Here’s what you need to know:
1. The Voting Ends at 10 P.M. Scottish Time
That’s 5 p.m. Eastern time. Since the wee morning hours, thousands of voters have been turning out and lining up on the streets of Scottish cities and towns. A record turn-out is expected. Among the electorate for the first time are voters of ages 16 and 17. For the referendum, 97 percent of the population of Scotland are registered to vote. Around 80% of those are expected to cast their ballot. Meanwhile, English people, many of whom have campaigned passionately for a ‘No’ vote, can just sit back and watch.
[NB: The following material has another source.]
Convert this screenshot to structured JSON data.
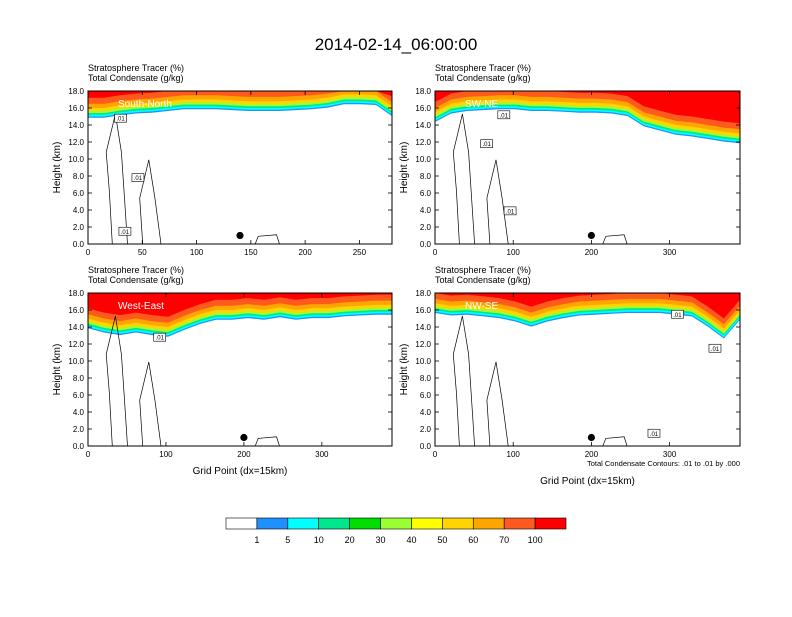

2. Results Will Be in Tomorrow Around 7 A.M. Scottish Time
Initial results in the voting are expected around 7 a.m. Scottish time, or 2 a.m. Eastern time. Opinion polls are close, disputed and inconsistent. The day before the vote, the “Yes” vote was slightly ahead in the polling.
3. If ‘Yes’ Wins, Alex Salmond Will Be the Scottish Prime Minister
As the Scottish first minister, and leader of the Scottish National Party, Alex Salmond, will be the leader of a new and independent Scotland. Even if a “No” vote prevails, Salmond has said that he will not step down as leader of the SNP.
4. Salmond Wants to Evict Nuclear Submarines
According to the “Yes” campaign website, if independence is won, over a 10-year period Scotland will develop its own army. The same article adds:
There is a general consensus in Scotland against the presence of nuclear weapons here because they are immoral, they are incredibly expensive and almost useless in terms of protecting us against the most significant threats to our national security.
It would leave David Cameron with a problem about where to store the nuclear weaponry because, according to Stars and Stripes:
Britain has no existing infrastructure capable of meeting the security requirements for hosting nuclear warheads and the submarines that can fire them except for the Scottish base in Faslane, experts say.
5. Andy Murray Has Come Out for a ‘Yes’ Vote
Huge day for Scotland today! no campaign negativity last few days totally swayed my view on it. excited to see the outcome. lets do this!
— Andy Murray (@andy_murray) September 18, 2014
Unlike many Scottish celebrities, tennis star Andy Murray is pulling for a “Yes” vote. He joins others such as actors Sean Connery and Brian Cox in wanting Scotland to become independent. Whereas others, such as former premier Gordon Brown and Manchester United legend Sir Alex Ferguson, are pulling for the “No” ticket.